A series of trials assailed this devoted servant of God at this time. His wife and partner in tribulation was removed by death, and he was threatened by total blindness because of an illness which developed on a journey to the south and which kept him in Aberystwyth for some months under medical care. At one time there seemed little hope of retaining the sight of his one remaining eye. But through faith and patience, he was brought through to the glory of God and the advancement of His kingdom.

Misunderstandings among ministers, jealous of his influence and success, brought about the removal from Anglesey of this remarkable man. Younger pastors desired independence and advancement. “Heresy”, that convenient weapon, became the cry when many thought the old orator was departing from their Calvinistic heritage. Doubtless he had adopted a less extreme view as he had obtained further revelations of the grandeur of the atonement and of the scope of redemption. However, the basest of all instruments used to disparage this dear saint, was an accusation founded on a false report of an action performed thirty-four years previously. It is now apparent that Satan, whose kingdom Christmas Evans shook by the power of his ministry, was angry. But God doubtless used it to release him to preach the Gospel in other parts of Wales.

“Nothing could preserve me in cheerfulness and confidence under these afflictions, but the assurance of the faithfulness of Christ. I felt assured that I had much work yet to do and that my ministry would be instrumental in bringing many sinners to God. This arose from my trust in God and in the spirit of prayer that possessed me.

As soon as I went into the pulpit during this period, I forgot my troubles and found my mountain strong. I was blessed with such heavenly unction and longed so intensely for the salvation of men, and I felt the truth like a hammer in power, and the doctrine distilling like the honeycomb, and like unto the rarest wine, that I became most anxious that the ministers of the country should unite with me to plead the promise, ‘If two of you shall agree on earth as touching any thing that they shall ask, it shall be done for them of my Father which is in heaven.’”

At sixty-two years of age, in 1828, he left Anglesey to accept the charge of a poor little church in Caerphilly.
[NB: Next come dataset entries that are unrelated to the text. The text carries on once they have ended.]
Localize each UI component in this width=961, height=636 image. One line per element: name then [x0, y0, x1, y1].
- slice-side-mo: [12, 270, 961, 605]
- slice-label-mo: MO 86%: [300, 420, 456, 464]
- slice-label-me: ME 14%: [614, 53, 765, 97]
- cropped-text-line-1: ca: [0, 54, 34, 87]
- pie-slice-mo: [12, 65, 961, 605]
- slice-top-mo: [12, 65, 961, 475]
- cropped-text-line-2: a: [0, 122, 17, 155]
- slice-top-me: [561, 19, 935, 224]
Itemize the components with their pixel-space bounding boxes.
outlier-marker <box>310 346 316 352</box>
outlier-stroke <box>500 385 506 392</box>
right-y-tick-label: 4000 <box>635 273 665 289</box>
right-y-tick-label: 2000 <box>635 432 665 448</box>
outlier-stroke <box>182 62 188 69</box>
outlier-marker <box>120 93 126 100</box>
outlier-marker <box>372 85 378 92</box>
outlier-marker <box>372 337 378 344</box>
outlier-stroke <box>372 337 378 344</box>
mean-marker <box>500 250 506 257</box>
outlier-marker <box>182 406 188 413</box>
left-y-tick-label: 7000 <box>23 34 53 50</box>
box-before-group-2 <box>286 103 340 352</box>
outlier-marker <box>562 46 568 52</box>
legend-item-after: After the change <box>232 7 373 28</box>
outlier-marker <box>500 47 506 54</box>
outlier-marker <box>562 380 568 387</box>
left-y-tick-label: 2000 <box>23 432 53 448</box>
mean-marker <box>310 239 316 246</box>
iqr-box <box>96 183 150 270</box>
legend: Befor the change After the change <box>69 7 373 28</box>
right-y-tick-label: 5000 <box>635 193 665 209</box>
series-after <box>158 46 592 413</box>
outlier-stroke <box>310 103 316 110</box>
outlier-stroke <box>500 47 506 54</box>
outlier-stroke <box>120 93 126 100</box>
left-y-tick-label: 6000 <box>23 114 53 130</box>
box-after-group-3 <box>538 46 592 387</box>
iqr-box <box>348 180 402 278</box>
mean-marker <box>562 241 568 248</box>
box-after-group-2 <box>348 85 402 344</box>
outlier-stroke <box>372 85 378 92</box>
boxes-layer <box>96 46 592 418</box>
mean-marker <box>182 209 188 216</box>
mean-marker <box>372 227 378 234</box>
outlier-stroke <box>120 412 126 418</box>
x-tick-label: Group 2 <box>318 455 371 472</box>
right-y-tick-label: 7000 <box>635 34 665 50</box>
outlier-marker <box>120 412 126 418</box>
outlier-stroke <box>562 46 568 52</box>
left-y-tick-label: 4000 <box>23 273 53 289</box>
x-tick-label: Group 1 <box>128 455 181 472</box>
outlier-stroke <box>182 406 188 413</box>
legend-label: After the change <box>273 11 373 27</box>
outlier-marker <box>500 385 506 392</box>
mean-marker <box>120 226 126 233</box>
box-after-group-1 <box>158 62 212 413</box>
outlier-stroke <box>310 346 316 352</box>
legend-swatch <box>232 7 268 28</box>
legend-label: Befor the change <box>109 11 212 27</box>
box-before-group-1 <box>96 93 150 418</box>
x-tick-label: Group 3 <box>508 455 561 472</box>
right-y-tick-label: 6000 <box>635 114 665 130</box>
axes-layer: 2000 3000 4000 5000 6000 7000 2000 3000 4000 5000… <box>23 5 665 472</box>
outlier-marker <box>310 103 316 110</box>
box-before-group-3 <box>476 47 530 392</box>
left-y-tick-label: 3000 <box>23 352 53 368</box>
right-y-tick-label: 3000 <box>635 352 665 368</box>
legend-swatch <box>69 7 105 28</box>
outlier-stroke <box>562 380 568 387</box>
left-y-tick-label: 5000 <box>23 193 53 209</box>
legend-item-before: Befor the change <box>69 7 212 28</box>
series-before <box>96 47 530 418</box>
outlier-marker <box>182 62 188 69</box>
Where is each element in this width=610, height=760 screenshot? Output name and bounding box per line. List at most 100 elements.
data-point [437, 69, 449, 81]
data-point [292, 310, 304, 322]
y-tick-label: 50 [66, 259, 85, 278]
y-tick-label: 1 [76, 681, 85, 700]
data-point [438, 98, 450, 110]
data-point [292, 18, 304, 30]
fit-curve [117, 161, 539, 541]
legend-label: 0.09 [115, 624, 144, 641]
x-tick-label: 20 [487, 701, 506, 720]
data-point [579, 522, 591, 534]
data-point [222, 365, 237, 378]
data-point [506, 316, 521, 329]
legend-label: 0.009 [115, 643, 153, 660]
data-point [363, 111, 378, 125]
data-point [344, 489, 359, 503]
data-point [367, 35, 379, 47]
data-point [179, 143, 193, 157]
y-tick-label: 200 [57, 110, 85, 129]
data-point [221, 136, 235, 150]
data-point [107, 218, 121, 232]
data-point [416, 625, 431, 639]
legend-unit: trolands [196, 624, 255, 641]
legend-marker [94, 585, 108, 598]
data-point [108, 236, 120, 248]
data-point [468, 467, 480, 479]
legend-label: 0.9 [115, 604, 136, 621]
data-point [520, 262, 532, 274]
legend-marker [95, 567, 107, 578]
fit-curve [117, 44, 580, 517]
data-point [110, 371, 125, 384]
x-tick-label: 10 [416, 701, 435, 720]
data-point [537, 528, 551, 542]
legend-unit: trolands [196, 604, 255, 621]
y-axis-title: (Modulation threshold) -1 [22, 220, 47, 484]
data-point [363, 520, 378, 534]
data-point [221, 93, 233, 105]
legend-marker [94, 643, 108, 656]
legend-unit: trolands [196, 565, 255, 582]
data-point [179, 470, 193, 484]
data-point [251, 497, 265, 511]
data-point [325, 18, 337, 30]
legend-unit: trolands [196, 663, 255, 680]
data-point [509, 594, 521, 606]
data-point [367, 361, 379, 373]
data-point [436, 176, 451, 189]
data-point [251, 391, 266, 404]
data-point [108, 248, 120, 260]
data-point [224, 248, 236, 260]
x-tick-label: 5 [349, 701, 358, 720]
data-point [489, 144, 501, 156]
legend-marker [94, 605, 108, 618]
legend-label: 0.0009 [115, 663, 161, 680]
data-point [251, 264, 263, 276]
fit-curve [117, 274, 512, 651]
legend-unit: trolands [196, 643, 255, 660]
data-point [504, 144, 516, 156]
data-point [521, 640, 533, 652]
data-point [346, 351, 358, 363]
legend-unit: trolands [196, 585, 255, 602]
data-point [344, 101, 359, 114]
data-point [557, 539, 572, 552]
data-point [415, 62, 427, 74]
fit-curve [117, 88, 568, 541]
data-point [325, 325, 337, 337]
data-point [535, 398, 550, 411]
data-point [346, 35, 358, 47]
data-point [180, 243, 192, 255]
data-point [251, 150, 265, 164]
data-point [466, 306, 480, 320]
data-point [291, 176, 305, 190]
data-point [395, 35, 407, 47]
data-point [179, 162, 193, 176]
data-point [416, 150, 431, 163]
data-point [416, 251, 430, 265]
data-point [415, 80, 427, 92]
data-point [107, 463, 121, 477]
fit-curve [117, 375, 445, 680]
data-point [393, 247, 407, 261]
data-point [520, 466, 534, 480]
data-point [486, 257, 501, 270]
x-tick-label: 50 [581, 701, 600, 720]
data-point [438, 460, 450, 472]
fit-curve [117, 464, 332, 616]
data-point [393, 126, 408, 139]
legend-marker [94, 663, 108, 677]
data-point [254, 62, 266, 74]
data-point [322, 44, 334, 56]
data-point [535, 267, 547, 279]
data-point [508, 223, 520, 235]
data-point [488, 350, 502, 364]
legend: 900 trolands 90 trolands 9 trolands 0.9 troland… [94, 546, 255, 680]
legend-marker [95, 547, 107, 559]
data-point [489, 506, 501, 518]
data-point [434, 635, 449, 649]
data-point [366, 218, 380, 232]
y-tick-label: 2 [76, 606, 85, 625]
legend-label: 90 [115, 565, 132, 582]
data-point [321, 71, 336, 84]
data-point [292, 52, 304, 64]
The enthusiasm of his welcome did much to alleviate any distress of mind at the change. The words, “Christmas Evans has come,” flew from cottage to cottage in the district. Incredulously, many asked, “Are you sure?” “Yes, quite sure. He preached at Caerphilly last Sunday.” Here, it is said, the eloquence and power of his sermons surpassed those of all previous efforts, and the wild hills of Wales, every Sabbath, witnessed eager men and women making their way to the chapel.

He spent brief periods at Caerphilly and Cardiff, and then moved to Caernarvon, which proved to be his last pastorate. The church consisted of only thirty members of the lowest class, with those few quarrelling among themselves. In addition, a debt of 800.00 pounds, half of which Evans was expected to lift, hung over the place. Although Christmas was seventy years of age and so frail he feared he should die on the way, he set out, with his second wife Mary and a young preacher, to do his duty.

The purpose of his mission was accomplished, but the effort required more physical energy than he possessed. His final message was at Swansea where, as he descended the pulpit stairs, those around heard him say, “This is my last sermon.” And it was. Through the following week, he suffered intermittently from physical exhaustion. Friday, July 19, 1838, he called his friends to his bedside. “I am leaving you. I have laboured in the sanctuary for fifty-three years, and my comfort is that I have never laboured without blood in the basin,” probably meaning he had not failed to preach a crucified Saviour. “Preach Christ to the people, brethren,” he continued. “Look at me. In myself I am nothing but ruin, but in Christ I am Heaven and salvation.” Then, repeating a stanza from a favourite Welsh hymn and waving his hand, with the words, “Good-bye! Drive on!” he sank back on the pillows. His friends tried to rouse him, but the angelic postman had obeyed the order – the chariot had passed over the everlasting hills.